The most common side effects, he noted, are balance issues since balance cannot be tested during the procedure.

“Today, there are basically three options for managing tremor,” Dr. Pulak Ray of Delaware Neurosurgical Group and associate director of the Focused Ultrasound program stated in a press release. “The first is medication, which is effective and affordable for many patients, but its effectiveness tends to diminish over time. The second is deep-brain stimulation, which is the most invasive and costly treatment option. The newest is MR-guided ultrasound which tends to be the preferable option for most patients who do not respond well to medication, because it is a simple, non-invasive outpatient procedure that is highly effective, safe and produces instant results.”

But Martello encouraged patients to have those conversations with their medical providers to discuss risks and benefits of each option.

“This procedure tends to be for people who are not great surgery candidates. These kinds of issues [tremors and Parkinson’s Disease] tend to happen in older populations.
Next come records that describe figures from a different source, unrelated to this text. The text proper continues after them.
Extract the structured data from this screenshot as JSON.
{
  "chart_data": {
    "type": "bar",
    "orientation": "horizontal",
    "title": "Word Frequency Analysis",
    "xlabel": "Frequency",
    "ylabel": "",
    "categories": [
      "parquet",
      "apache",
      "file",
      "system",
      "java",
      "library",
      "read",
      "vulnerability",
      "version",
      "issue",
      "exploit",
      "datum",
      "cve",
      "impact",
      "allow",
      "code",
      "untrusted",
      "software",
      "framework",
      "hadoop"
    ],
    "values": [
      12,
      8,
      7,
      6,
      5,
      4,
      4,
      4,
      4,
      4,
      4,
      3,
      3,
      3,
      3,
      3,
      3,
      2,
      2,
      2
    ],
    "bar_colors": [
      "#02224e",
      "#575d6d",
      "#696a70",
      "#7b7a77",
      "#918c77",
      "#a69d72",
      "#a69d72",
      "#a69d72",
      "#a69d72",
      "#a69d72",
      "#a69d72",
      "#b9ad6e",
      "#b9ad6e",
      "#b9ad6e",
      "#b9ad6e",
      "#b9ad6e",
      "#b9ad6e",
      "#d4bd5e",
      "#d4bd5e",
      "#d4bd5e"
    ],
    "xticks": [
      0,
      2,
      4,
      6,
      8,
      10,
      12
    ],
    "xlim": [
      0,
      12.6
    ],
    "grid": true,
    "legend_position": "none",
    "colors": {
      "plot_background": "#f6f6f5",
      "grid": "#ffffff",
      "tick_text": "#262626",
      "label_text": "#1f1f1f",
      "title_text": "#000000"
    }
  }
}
They might have trouble holding onto something or doing something with their hands like bringing a cup to their mouth without shaking all over the place. To be honest, it tends to be a quality-of-life issue with embarrassment, too,” he told DBT.

“Christiana invested in this technology because right now there’s 40 or 50 other indications that haven’t been researched. The exciting part is that “60 Minutes” had, last month or in April, a segment looking at the use of this for Alzheimer’s or addiction and other future indications that look really promising and we’re at the forefront of that,” he told DBT.